Simple-minded to a fault, debutant director Ashwini Iyer Tiwari’s Nil Battey Sannata, opens on a wearisome note. Wait, wait, wait. Mercifully, the trials-‘n’-tribulations of the singleton Ma Courage, eventually grabs your vote.

Simply because the dramaturgy while dealing with a woman who’s down in the dumps, packs in a number of significant sub-texts ranging from adult education and  the power of resilience to the inspiring leitmotif that even in this day and age it’s possible to dream the impossible dream. Hats, caps and bonnets off to Ms Tiwari for emphasising, never to give up hope. It’s a combo of your ‘kismat and mehnat’ which gets you to your goal.



Winning your forgiveness factor, then, for its lapses, the relentless pursuit of happiness by housemaid Chanda (Swara Bhaskar) keeps you engaged in the plot which spins out in tbe backlanes of Agra. Subsisting in a just-about inhabitable room, Chanda momma can’t quite handle her teenage daughter (Riya Shukla) who’s rude, talks crude and is an absolute dud at school, particularly in mathematics. No kind of automatic solution in sight. Unless, there’s an eureka moment.

Not to worry. The maid’s employer-cum-Agony Aunt (Ratna Pathak, delightful) drags her to enrol in the same class as the brat beti. Howzzat! Embarrassed, the daughter wises up some, but still what to do? This brat’s a no-brainer, still ranting and raving that a bai’s child can only become a nanny, at best. Or worst. No options.

Actually, it’s from this deadlock that the film soars. The script sparks up with surprises and the finale is nothing short of extraordinary, achieving such an emotional impact that it draws your smiles and tears.

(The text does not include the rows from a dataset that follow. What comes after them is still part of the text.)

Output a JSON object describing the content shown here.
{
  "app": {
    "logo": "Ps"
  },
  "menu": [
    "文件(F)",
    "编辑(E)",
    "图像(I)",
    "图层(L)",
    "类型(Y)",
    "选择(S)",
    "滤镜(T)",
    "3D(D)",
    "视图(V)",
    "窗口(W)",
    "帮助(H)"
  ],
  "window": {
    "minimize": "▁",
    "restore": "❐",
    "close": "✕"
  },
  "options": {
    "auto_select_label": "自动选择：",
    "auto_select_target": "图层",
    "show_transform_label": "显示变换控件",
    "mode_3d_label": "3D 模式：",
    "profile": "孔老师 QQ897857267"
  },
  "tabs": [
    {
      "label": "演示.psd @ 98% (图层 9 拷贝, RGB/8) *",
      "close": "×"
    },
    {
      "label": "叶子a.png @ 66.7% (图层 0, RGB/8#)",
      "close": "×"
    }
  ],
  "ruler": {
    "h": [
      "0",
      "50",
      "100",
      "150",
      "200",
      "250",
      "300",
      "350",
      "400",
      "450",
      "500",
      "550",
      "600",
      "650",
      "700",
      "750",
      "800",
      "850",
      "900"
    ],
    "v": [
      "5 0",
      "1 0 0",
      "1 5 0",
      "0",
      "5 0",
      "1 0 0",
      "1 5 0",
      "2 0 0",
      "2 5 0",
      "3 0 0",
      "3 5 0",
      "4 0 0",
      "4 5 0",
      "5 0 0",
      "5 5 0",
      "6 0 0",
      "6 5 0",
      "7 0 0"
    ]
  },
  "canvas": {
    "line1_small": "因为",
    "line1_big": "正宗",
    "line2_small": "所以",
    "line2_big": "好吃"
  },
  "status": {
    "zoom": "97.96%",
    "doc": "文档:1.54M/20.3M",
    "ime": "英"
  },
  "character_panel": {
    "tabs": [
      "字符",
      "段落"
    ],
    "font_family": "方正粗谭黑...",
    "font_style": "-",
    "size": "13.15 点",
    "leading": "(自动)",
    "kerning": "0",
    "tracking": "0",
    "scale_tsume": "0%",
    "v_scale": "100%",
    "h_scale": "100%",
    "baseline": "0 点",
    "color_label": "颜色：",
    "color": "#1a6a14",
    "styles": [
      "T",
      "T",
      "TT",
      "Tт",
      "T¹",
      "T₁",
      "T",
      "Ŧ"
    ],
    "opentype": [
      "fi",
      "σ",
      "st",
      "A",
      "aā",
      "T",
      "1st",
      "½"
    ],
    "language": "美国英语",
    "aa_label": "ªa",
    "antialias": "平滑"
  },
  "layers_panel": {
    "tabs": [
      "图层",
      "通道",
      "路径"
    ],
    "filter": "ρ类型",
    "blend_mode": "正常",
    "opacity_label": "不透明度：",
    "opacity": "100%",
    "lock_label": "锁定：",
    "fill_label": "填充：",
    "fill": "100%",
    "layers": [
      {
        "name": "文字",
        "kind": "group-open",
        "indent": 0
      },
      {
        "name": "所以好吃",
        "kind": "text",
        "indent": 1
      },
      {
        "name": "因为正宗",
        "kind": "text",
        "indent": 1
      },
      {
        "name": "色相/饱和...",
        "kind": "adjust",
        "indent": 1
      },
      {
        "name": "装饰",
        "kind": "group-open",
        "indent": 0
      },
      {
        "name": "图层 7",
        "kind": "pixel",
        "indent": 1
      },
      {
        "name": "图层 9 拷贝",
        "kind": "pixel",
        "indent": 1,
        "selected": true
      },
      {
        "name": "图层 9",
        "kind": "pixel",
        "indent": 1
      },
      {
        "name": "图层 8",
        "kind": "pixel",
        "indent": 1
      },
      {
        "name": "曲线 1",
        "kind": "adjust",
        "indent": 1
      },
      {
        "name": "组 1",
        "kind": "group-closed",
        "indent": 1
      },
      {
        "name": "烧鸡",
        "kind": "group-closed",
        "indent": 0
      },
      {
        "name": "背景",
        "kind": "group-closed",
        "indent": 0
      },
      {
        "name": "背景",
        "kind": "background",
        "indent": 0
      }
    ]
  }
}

Here’s the kind of film that leaves a mark. Yet you wish that mark could have been deeper. The director’s vision doesn’t extend to taking a stand on the condition  of domestic helps. On the contrary, there are demeaning references to the professions of househelps and even car drivers. Excuse me

Aspirational is the way to be, goes the drift, an ideology which is rabidly acquisitive and materialistic. Also did I hear right? At two junctures, it is stated categorically that the female gender has more difficulties in coping with maths than males do. Huh, would someone kindly clue me in to this factoid

Also, the director’s background in advertising films shows up in the over-glossy and cosmeticised visuals. No issues with that frankly, but the clever conscious camera angles do become obtrusive. And what about those allusions to a balm brand and a cooking masala? Hmmm, never mind



As said earlier, the overall impact is still substantive and strong. Sensitively observed moments, like the housemaid’s joy on travelling poshly in a car’s backseat, and her interplay with the schoolkids – especially with a maths prodigy – are heart-warming. Ditto the characterisation of the overwrotught school principal-cum-professor who adds gentle, comic touches to the grim proceedings. In fact, as the nutty professor Pankaj Tripathy, is the proverbial scene-stealer. Just for his goofball act, the film’s worth a dekko.

This is not to subtract in any which way from Swara Bhaskar’s excellently modulated performance, underscored with grace and conviction. Riya Shukla, despite an often unsympathetic part, is impressively mercurial.

All seen and studied, Nil Battey Sannata (which can be loosely translated as Zero equal Zero), makes the grade with almost-close to flying colours.